Politics

McCain’s Urge To Surge

Will the troop hike damage his presidential campaign?

John McCain

It’s John McCain’s war now. Next week, President Bush will announce a troop surge of between 20,000 and 40,000 troops, according to those who have been briefed on outlines of the plan. Though the president will give the speech, McCain is the politician whose career most depends on it. The senator has been advocating more troops since August of 2003. Recently he has advocated for a surge in private conversations with the president and at greater length with National Security Adviser Stephen Hadley, who is heading up the administration’s policy review.

In the debate that will follow the president’s announcement, McCain will blanket the news outlets making the case for the troop hike. He is also making a deeper personal commitment. The program he’s advocating will almost certainly send his 18-year-old son, a marine, into Iraq. (When McCain was a POW during the Vietnam War, his own father,  commander-in-chief of the U.S. Pacific Command, ordered increased bombing raids on Hanoi despite the fact they would endanger his son who was imprisoned there.)

McCain has long benefited from being a supporter of the war but a critic of the tactics. Now they are his tactics, and his political neck is on the line. With his presidential campaign all but announced, McCain is embracing an unpopular strategy that will make an already unpopular war longer and bloodier. The surge plan will take 18 months if everything goes right, say planners. “Are McCain’s people up late at night thinking about this?” asks one McCain person. “Sure, but not in the sense that we’re busy thinking of other things he can do. This is what he thinks we should do.”

But just because the McCain team isn’t thinking about how McCain should change his position for political reasons, that doesn’t mean they aren’t pondering how to manage the political fallout. Here’s what they think might save him if the surge fails:

1. Blame will fall on the Bush team: McCain has been the president’s staunch Iraq ally, but he is also the first to note that the war has been badly mishandled. At an American Enterprise Institute discussion on Friday, McCain said that “there have been many, many mistakes since 2003 that will not be easily reversed,” in the prosecution of the war. He told the audience that everyone in America should read Fiasco, the book that details those many failures. Pointing out that the job was botched is both an act of truth-telling and an act of political defense. If the surge doesn’t work, he will be able to say the Iraq war has been so mismanaged that it was too far gone for the McCain-backed last-ditch attempt.

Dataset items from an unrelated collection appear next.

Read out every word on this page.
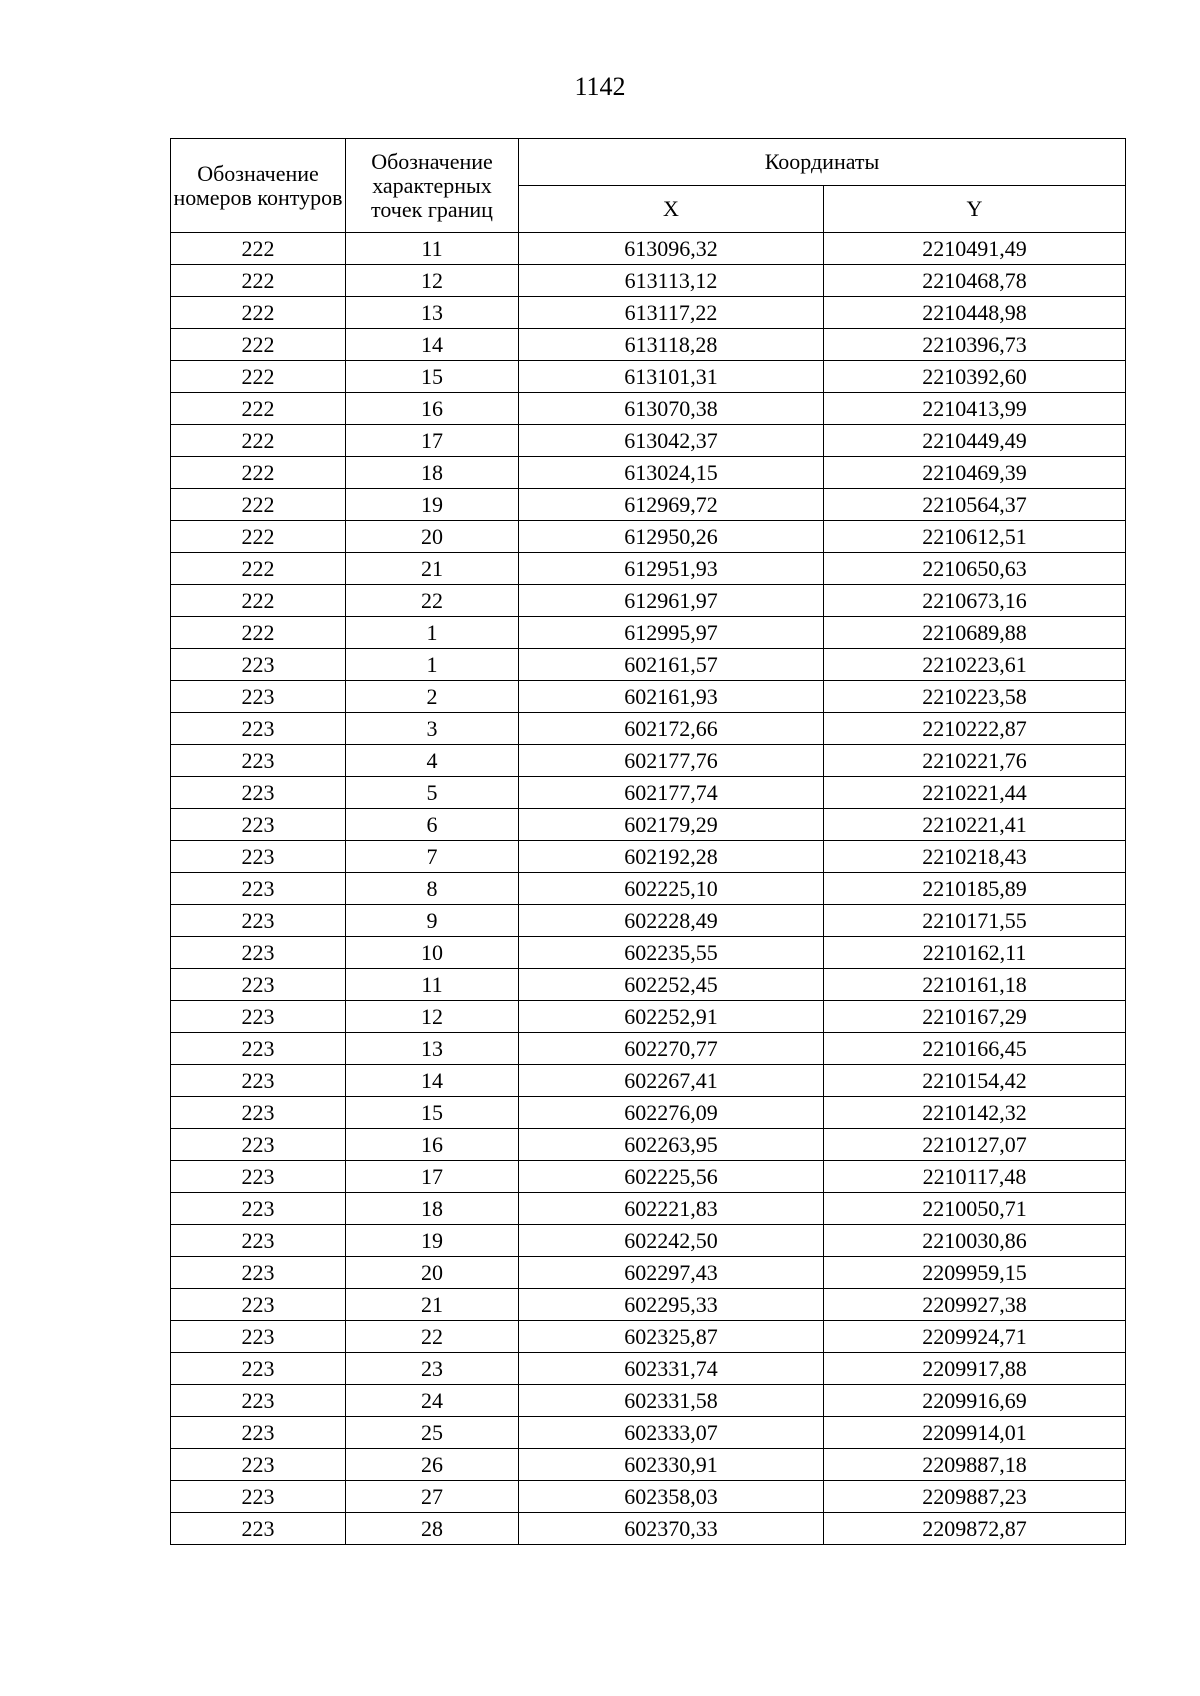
1142
Обозначение номеров контуров	Обозначение характерных точек границ	Координаты	
		X	Y
222	11	613096,32	2210491,49
222	12	613113,12	2210468,78
222	13	613117,22	2210448,98
222	14	613118,28	2210396,73
222	15	613101,31	2210392,60
222	16	613070,38	2210413,99
222	17	613042,37	2210449,49
222	18	613024,15	2210469,39
222	19	612969,72	2210564,37
222	20	612950,26	2210612,51
222	21	612951,93	2210650,63
222	22	612961,97	2210673,16
222	1	612995,97	2210689,88
223	1	602161,57	2210223,61
223	2	602161,93	2210223,58
223	3	602172,66	2210222,87
223	4	602177,76	2210221,76
223	5	602177,74	2210221,44
223	6	602179,29	2210221,41
223	7	602192,28	2210218,43
223	8	602225,10	2210185,89
223	9	602228,49	2210171,55
223	10	602235,55	2210162,11
223	11	602252,45	2210161,18
223	12	602252,91	2210167,29
223	13	602270,77	2210166,45
223	14	602267,41	2210154,42
223	15	602276,09	2210142,32
223	16	602263,95	2210127,07
223	17	602225,56	2210117,48
223	18	602221,83	2210050,71
223	19	602242,50	2210030,86
223	20	602297,43	2209959,15
223	21	602295,33	2209927,38
223	22	602325,87	2209924,71
223	23	602331,74	2209917,88
223	24	602331,58	2209916,69
223	25	602333,07	2209914,01
223	26	602330,91	2209887,18
223	27	602358,03	2209887,23
223	28	602370,33	2209872,87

2. Primary voters will support himanyway: Republican voters are devoted to the military. The troop surge has been promoted by McCain and its architects as a strategy that finally gives the military the tools it needs to meet the challenges it faces. In their eyes, McCain is making a last brave attempt to save a botched mission. So, success or failure, McCain gains with conservative voters. Plus, which of McCain’s GOP challengers will risk criticizing him? They lack standing on the issues, can’t compete with his military record, and have no children actively engaged in the fight.

3. His candor inoculates him: McCain is pushing the troop increase with his famous blunt talk. He promises it will cause more casualties and take a long time. The carnage will increase before it decreases, and in the end it may not work. Straight talk has worked for him politically in the past. Voters have always given him credit for being straight with them. But will they be able to stomach this much truth?